Ma essendo questa scarpa una door-to-trail, ecco che la funzione di supporto può tornare utile.

Tomaia

La tomaia ha la stessa forma e calzata del modello stradale ma è fatta con un tessuto meno traforato ed arioso, più robusto e solcato da innumerevoli “traversine” di materiale plastico che la irrobustiscono.

Ed è dotata di un esteso puntale, ben rivestito, certo non protettivo a livello di certe scarpe per uso alpino spaccapietre, ma comunque sufficiente a proteggere le dita da urti contro radici e piccoli sassi rotolanti.

Queste modifiche la rendono un po più pesante, ma più resistente anche all’usura da stress meccanico causato da una corsa più “sporca”.

L’adozione del sistema FormFit rende la calzata molto avvolgente, sicura e comoda, con una seduta piena resa ancor più confortevole grazie all’inserimento di una soletta fissa – sotto quella rimovibile – che è fatta col PWRRUN +, materiale molto morbido e ammortizzante

La linguetta para lacci è molto ampia, ben imbottita, solida, ma non presenta i tipici soffietti laterali “stile trail” che la colleghino alla tomaia, stabilizzandone la posizione. Tuttavia la linguetta non ha mostrato segni di traslazione sul collo del piede.

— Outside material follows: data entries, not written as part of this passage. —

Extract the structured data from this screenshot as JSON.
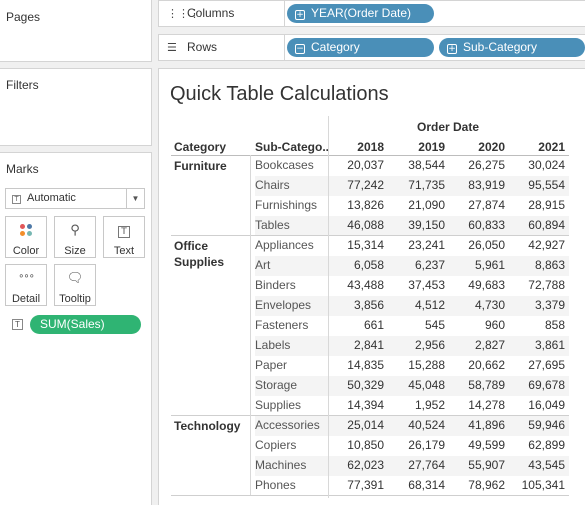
{
  "pages_card": {
    "title": "Pages"
  },
  "filters_card": {
    "title": "Filters"
  },
  "marks_card": {
    "title": "Marks",
    "mark_type": "Automatic",
    "buttons": [
      {
        "label": "Color",
        "icon": "color-dots-icon"
      },
      {
        "label": "Size",
        "icon": "size-icon"
      },
      {
        "label": "Text",
        "icon": "text-icon"
      },
      {
        "label": "Detail",
        "icon": "detail-icon"
      },
      {
        "label": "Tooltip",
        "icon": "tooltip-icon"
      }
    ],
    "measure_pill": "SUM(Sales)"
  },
  "columns_shelf": {
    "label": "Columns",
    "pills": [
      "YEAR(Order Date)"
    ]
  },
  "rows_shelf": {
    "label": "Rows",
    "pills": [
      "Category",
      "Sub-Category"
    ]
  },
  "view": {
    "title": "Quick Table Calculations",
    "column_group_header": "Order Date",
    "header_category": "Category",
    "header_subcategory": "Sub-Catego..",
    "years": [
      "2018",
      "2019",
      "2020",
      "2021"
    ],
    "groups": [
      {
        "category": "Furniture",
        "rows": [
          {
            "sub": "Bookcases",
            "values": [
              "20,037",
              "38,544",
              "26,275",
              "30,024"
            ]
          },
          {
            "sub": "Chairs",
            "values": [
              "77,242",
              "71,735",
              "83,919",
              "95,554"
            ]
          },
          {
            "sub": "Furnishings",
            "values": [
              "13,826",
              "21,090",
              "27,874",
              "28,915"
            ]
          },
          {
            "sub": "Tables",
            "values": [
              "46,088",
              "39,150",
              "60,833",
              "60,894"
            ]
          }
        ]
      },
      {
        "category": "Office Supplies",
        "rows": [
          {
            "sub": "Appliances",
            "values": [
              "15,314",
              "23,241",
              "26,050",
              "42,927"
            ]
          },
          {
            "sub": "Art",
            "values": [
              "6,058",
              "6,237",
              "5,961",
              "8,863"
            ]
          },
          {
            "sub": "Binders",
            "values": [
              "43,488",
              "37,453",
              "49,683",
              "72,788"
            ]
          },
          {
            "sub": "Envelopes",
            "values": [
              "3,856",
              "4,512",
              "4,730",
              "3,379"
            ]
          },
          {
            "sub": "Fasteners",
            "values": [
              "661",
              "545",
              "960",
              "858"
            ]
          },
          {
            "sub": "Labels",
            "values": [
              "2,841",
              "2,956",
              "2,827",
              "3,861"
            ]
          },
          {
            "sub": "Paper",
            "values": [
              "14,835",
              "15,288",
              "20,662",
              "27,695"
            ]
          },
          {
            "sub": "Storage",
            "values": [
              "50,329",
              "45,048",
              "58,789",
              "69,678"
            ]
          },
          {
            "sub": "Supplies",
            "values": [
              "14,394",
              "1,952",
              "14,278",
              "16,049"
            ]
          }
        ]
      },
      {
        "category": "Technology",
        "rows": [
          {
            "sub": "Accessories",
            "values": [
              "25,014",
              "40,524",
              "41,896",
              "59,946"
            ]
          },
          {
            "sub": "Copiers",
            "values": [
              "10,850",
              "26,179",
              "49,599",
              "62,899"
            ]
          },
          {
            "sub": "Machines",
            "values": [
              "62,023",
              "27,764",
              "55,907",
              "43,545"
            ]
          },
          {
            "sub": "Phones",
            "values": [
              "77,391",
              "68,314",
              "78,962",
              "105,341"
            ]
          }
        ]
      }
    ]
  },
  "colors": {
    "blue_pill": "#4a8fb8",
    "green_pill": "#2fb473"
  }
}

Il contrafforte tallonare è dotato di conchiglia interna molto rigida ed abbondanti imbottiture rendono la calzata stabilissima e comoda, molto fasciante, e fanno sentire la scarpa ben salda sul piede.  Ed è ben salda sul piede, come dev’essere per poter fornire il giusto supporto anti-pronazione.

Intersuola

L’intersuola della Saucony Guide 13 TR è fatta con il PWRRun, un composto imolto reattivo, con un buon grado di capacità di assorbimento dell’impatto, a cui segue una risposta elastica, per niente spenta, che permette uno svolgimento della rullata molto stabile e in questo caso anche supportato dall’inserto mediale in TPU, che si sente entrare in azione: questa scarpa è dotata di una struttura che permette un buon giro naturale del passo ( dal momento dell’impatto al momento di stacco, facendo poi sentire il trasferimento del carico corporea dalla parte esterna alla parte interna della pianta d’appoggio. Ma nel momento in cui si presente un eccesso di questo “giro” verso la parte interna, ecco che l’arcata del piede viene tenuta su dalla parte interna dell’intersuola, più rigida. Ben fatto!

Suola

La suola della Saucony Guide 13 TR “copre” gli stessi spazi della versione stradale ma con tasselli ben pronunciati, che ben si rapporta con i fondi morbidi, evitando scivolate su terreni umidi in fase di spinta. Bene sul friabile secco, il suo terreno sono i tratturi collinari, i singletrack in mezzo al bosco. Dalla porta-ai-sentieri.

Conclusioni

La Saucony Guide 13 TR è una scarpa molto comoda da indossare, che quasi ti “imbroglia”, perche’ non ha un comportamento soffice e comodo da scarpa da corsa rilassata ma è una scarpa che porta a spingere, a correre attivamente, con impegno.Non ti restituisce più di quello che ci metti, ma senti che con questa ai piedi devi metterti d’impegno, e lo fai con piacere.

Per questo trovo sia consigliata per atleti in forma, per affrontare allenamenti su brevi, max medie distanze, ma ben impostati, con lavori collinari, anche sterrati su tratturi, di continui saliscendi, dove la scarpa comoda ma solida – e con buona trazione – riesce a ben supportare un lavoro muscolare.